Sono stati presentati lo scorso maggio in occasione della conferenza stampa organizzata da UCIMU - Sistemi per Produrre, l’associazione dei costruttori italiani di macchine utensili, robot e automazione, e SIRI, l’associazione italiana della robotica e automazione, i dati di consuntivo 2013 dell’industria italiana della robotica. Dall’analisi dei dati elaborati dal Centro Studi & Cultura di Impresa di UCIMU - Sistemi per Produrre emerge che, dopo l’arretramento registrato nel 2012, l’industria italiana della robotica è tornata a crescere. Nel 2013, infatti, la produzione italiana di robot si è attestata a 490 milioni di euro, il 5,2% in più rispetto al 2012. Il risultato è stato determinato sia dal positivo riscontro delle esportazioni, cresciute, dell’8,3%, a 195 milioni, sia da quello delle consegne sul mercato interno, salite, del 3,1%, a 295 milioni. Anche il consumo italiano ha registrato segno positivo, +4,9%, per un valore pari a 515 milioni di euro. Il rapporto export su produzione è cresciuto, passando dal 38,6% del 2012, al 39,8% del 2013. In termini di unità, nel 2013, l’industria italiana del comparto ha prodotto 2.781 robot. Di questi, circa la metà è stato destinato ai mercati stranieri. Il consumo interno, pari a 4.679 robot, è stato soddisfatto, per il 72,8%, dalle importazioni.

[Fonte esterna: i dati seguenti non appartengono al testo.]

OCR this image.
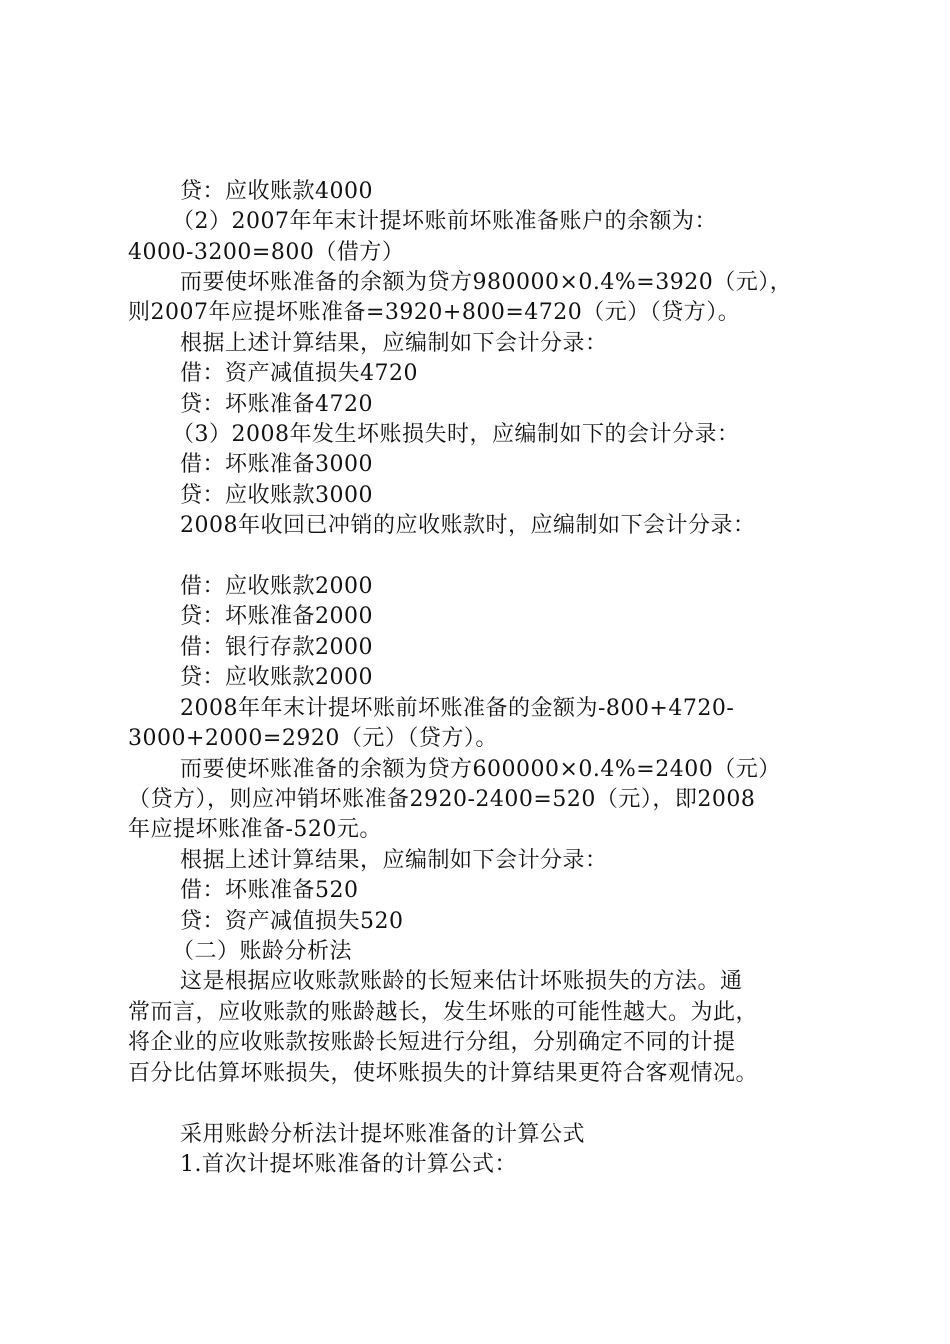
贷：应收账款4000
（2）2007年年末计提坏账前坏账准备账户的余额为：
4000-3200=800（借方）
而要使坏账准备的余额为贷方980000×0.4%=3920（元），
则2007年应提坏账准备=3920+800=4720（元）（贷方）。
根据上述计算结果，应编制如下会计分录：
借：资产减值损失4720
贷：坏账准备4720
（3）2008年发生坏账损失时，应编制如下的会计分录：
借：坏账准备3000
贷：应收账款3000
2008年收回已冲销的应收账款时，应编制如下会计分录：
借：应收账款2000
贷：坏账准备2000
借：银行存款2000
贷：应收账款2000
2008年年末计提坏账前坏账准备的金额为-800+4720-
3000+2000=2920（元）（贷方）。
而要使坏账准备的余额为贷方600000×0.4%=2400（元）
（贷方），则应冲销坏账准备2920-2400=520（元），即2008
年应提坏账准备-520元。
根据上述计算结果，应编制如下会计分录：
借：坏账准备520
贷：资产减值损失520
（二）账龄分析法
这是根据应收账款账龄的长短来估计坏账损失的方法。通
常而言，应收账款的账龄越长，发生坏账的可能性越大。为此，
将企业的应收账款按账龄长短进行分组，分别确定不同的计提
百分比估算坏账损失，使坏账损失的计算结果更符合客观情况。
采用账龄分析法计提坏账准备的计算公式
1.首次计提坏账准备的计算公式：
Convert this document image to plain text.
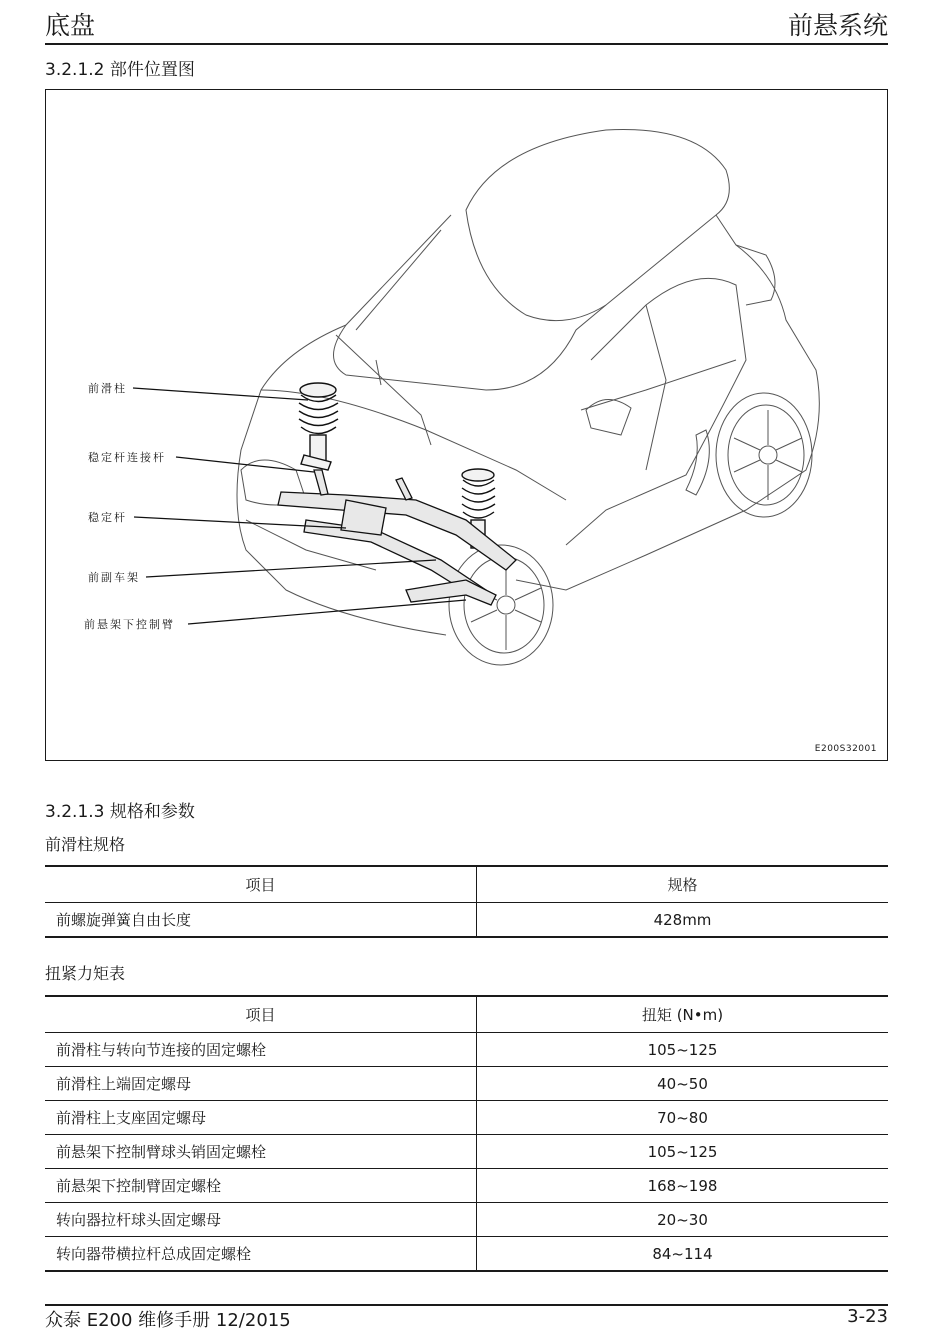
底盘	前悬系统
3.2.1.2 部件位置图
前滑柱
稳定杆连接杆
稳定杆
前副车架
前悬架下控制臂
E200S32001
3.2.1.3 规格和参数
前滑柱规格
项目	规格
前螺旋弹簧自由长度	428mm
扭紧力矩表
项目	扭矩 (N•m)
前滑柱与转向节连接的固定螺栓	105~125
前滑柱上端固定螺母	40~50
前滑柱上支座固定螺母	70~80
前悬架下控制臂球头销固定螺栓	105~125
前悬架下控制臂固定螺栓	168~198
转向器拉杆球头固定螺母	20~30
转向器带横拉杆总成固定螺栓	84~114
众泰 E200 维修手册 12/2015	3-23
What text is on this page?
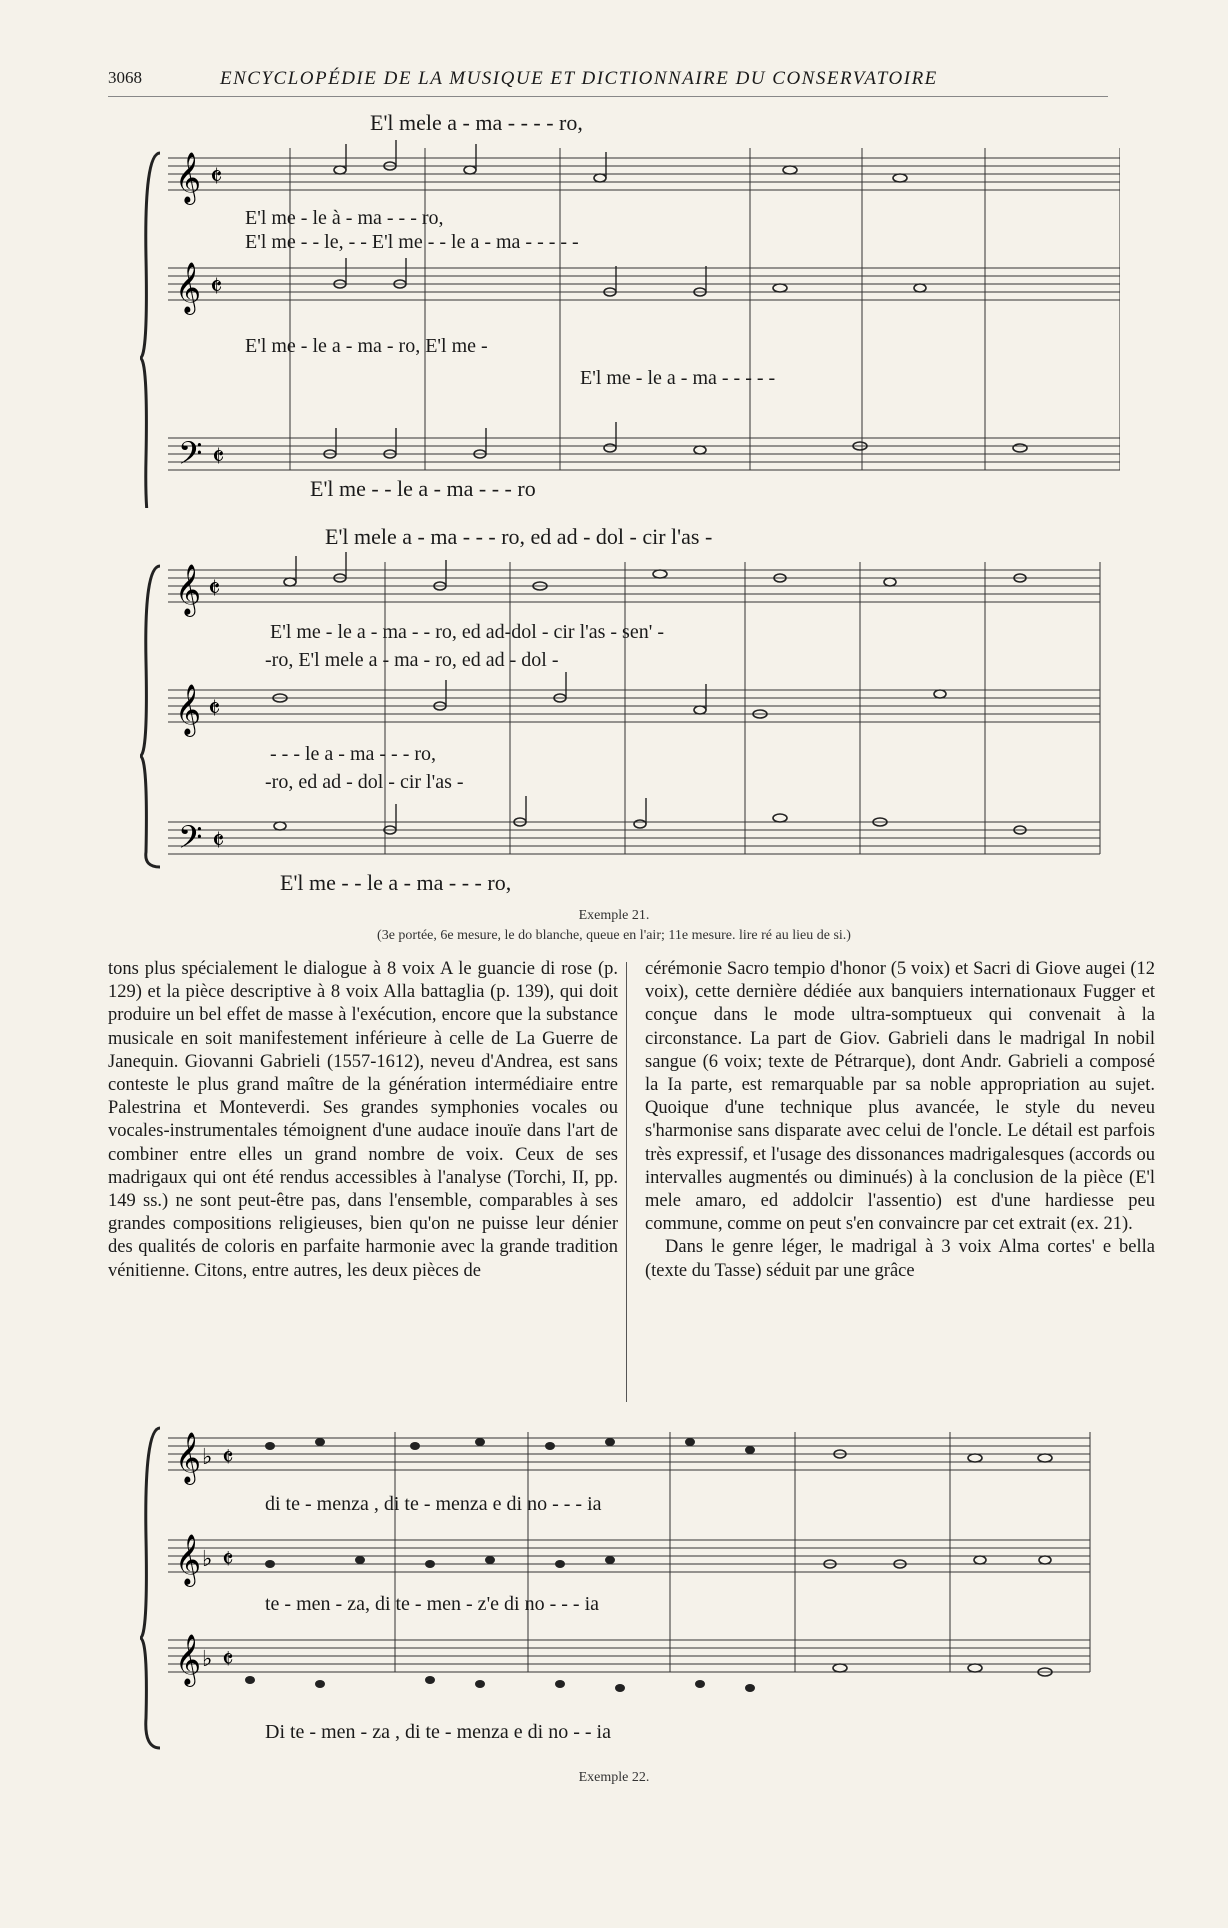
3068	ENCYCLOPÉDIE DE LA MUSIQUE ET DICTIONNAIRE DU CONSERVATOIRE
E'l mele a - ma - - - - ro,
𝄞 𝄵
𝄞 𝄵
𝄢 𝄵
E'l me - le à - ma - - - ro,
E'l me - - le, - - E'l me - - le a - ma - - - - -
E'l me - le a - ma - ro, E'l me -
E'l me - le a - ma - - - - -
E'l me - - le a - ma - - - ro
E'l mele a - ma - - - ro, ed ad - dol - cir l'as -
𝄞 𝄵
𝄞 𝄵
𝄢 𝄵
E'l me - le a - ma - - ro, ed ad-dol - cir l'as - sen' -
-ro, E'l mele a - ma - ro, ed ad - dol -
- - - le a - ma - - - ro,
-ro, ed ad - dol - cir l'as -
E'l me - - le a - ma - - - ro,
Exemple 21.
(3e portée, 6e mesure, le do blanche, queue en l'air; 11e mesure. lire ré au lieu de si.)

tons plus spécialement le dialogue à 8 voix A le guancie di rose (p. 129) et la pièce descriptive à 8 voix Alla battaglia (p. 139), qui doit produire un bel effet de masse à l'exécution, encore que la substance musicale en soit manifestement inférieure à celle de La Guerre de Janequin. Giovanni Gabrieli (1557-1612), neveu d'Andrea, est sans conteste le plus grand maître de la génération intermédiaire entre Palestrina et Monteverdi. Ses grandes symphonies vocales ou vocales-instrumentales témoignent d'une audace inouïe dans l'art de combiner entre elles un grand nombre de voix. Ceux de ses madrigaux qui ont été rendus accessibles à l'analyse (Torchi, II, pp. 149 ss.) ne sont peut-être pas, dans l'ensemble, comparables à ses grandes compositions religieuses, bien qu'on ne puisse leur dénier des qualités de coloris en parfaite harmonie avec la grande tradition vénitienne. Citons, entre autres, les deux pièces de

cérémonie Sacro tempio d'honor (5 voix) et Sacri di Giove augei (12 voix), cette dernière dédiée aux banquiers internationaux Fugger et conçue dans le mode ultra-somptueux qui convenait à la circonstance. La part de Giov. Gabrieli dans le madrigal In nobil sangue (6 voix; texte de Pétrarque), dont Andr. Gabrieli a composé la Ia parte, est remarquable par sa noble appropriation au sujet. Quoique d'une technique plus avancée, le style du neveu s'harmonise sans disparate avec celui de l'oncle. Le détail est parfois très expressif, et l'usage des dissonances madrigalesques (accords ou intervalles augmentés ou diminués) à la conclusion de la pièce (E'l mele amaro, ed addolcir l'assentio) est d'une hardiesse peu commune, comme on peut s'en convaincre par cet extrait (ex. 21).

Dans le genre léger, le madrigal à 3 voix Alma cortes' e bella (texte du Tasse) séduit par une grâce

𝄞 ♭ 𝄵
𝄞 ♭ 𝄵
𝄞 ♭ 𝄵
di te - menza , di te - menza e di no - - - ia
te - men - za, di te - men - z'e di no - - - ia
Di te - men - za , di te - menza e di no - - ia
Exemple 22.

Manipolazione e saldatura su tutto
Come per gli anni precedenti, anche nel 2013, in Italia, le predominanti aree applicative dei robot sono risultate quelle della manipolazione e della saldatura, che hanno rappresentato rispettivamente, in termini di unità, il 68,3% e il 17% del consumo totale. La manipolazione comprende tutte quelle funzioni connesse con stampaggio, pressofusione, spostamento pezzi, misura e controllo; la saldatura, invece, è legata principalmente ad attività di unione di parti metalliche e si rivolge soprattutto al settore automotive. Interessante è poi l’analisi relativa alla ripartizione per tipologia di robot. Particolarmente diffusi sono i robot articolati, in grado di svolgere operazioni complesse grazie alla flessibilità di movimento assicurata dai bracci che operano come strumenti antropomorfi. Nel 2013, in Italia, sono stati prodotti 1.935 unità di robot articolati che vengono poi impiegati per saldare e verniciare. Seguono i robot cartesiani (612 unità), utilizzati nei processi pick and place, per movimentare pezzi. Secondo l’indagine condotta dal Centro Studi & Cultura di Impresa di UCIMU - Sistemi per Produrre, il parco robot installato in Italia nel 2013 conta 94.790 unità. Lombardia e Piemonte ospitano, ciascuna, più del 30% delle imprese del comparto. Nel confronto tra le due prime regioni per presenza di unità produttive, il Piemonte precede di gran lunga la Lombardia per contributo al fatturato di comparto, coprendo il 64,3% del totale (contro il 6,3% della Lombardia, preceduta anche dall’Emilia Romagna, 23,8%).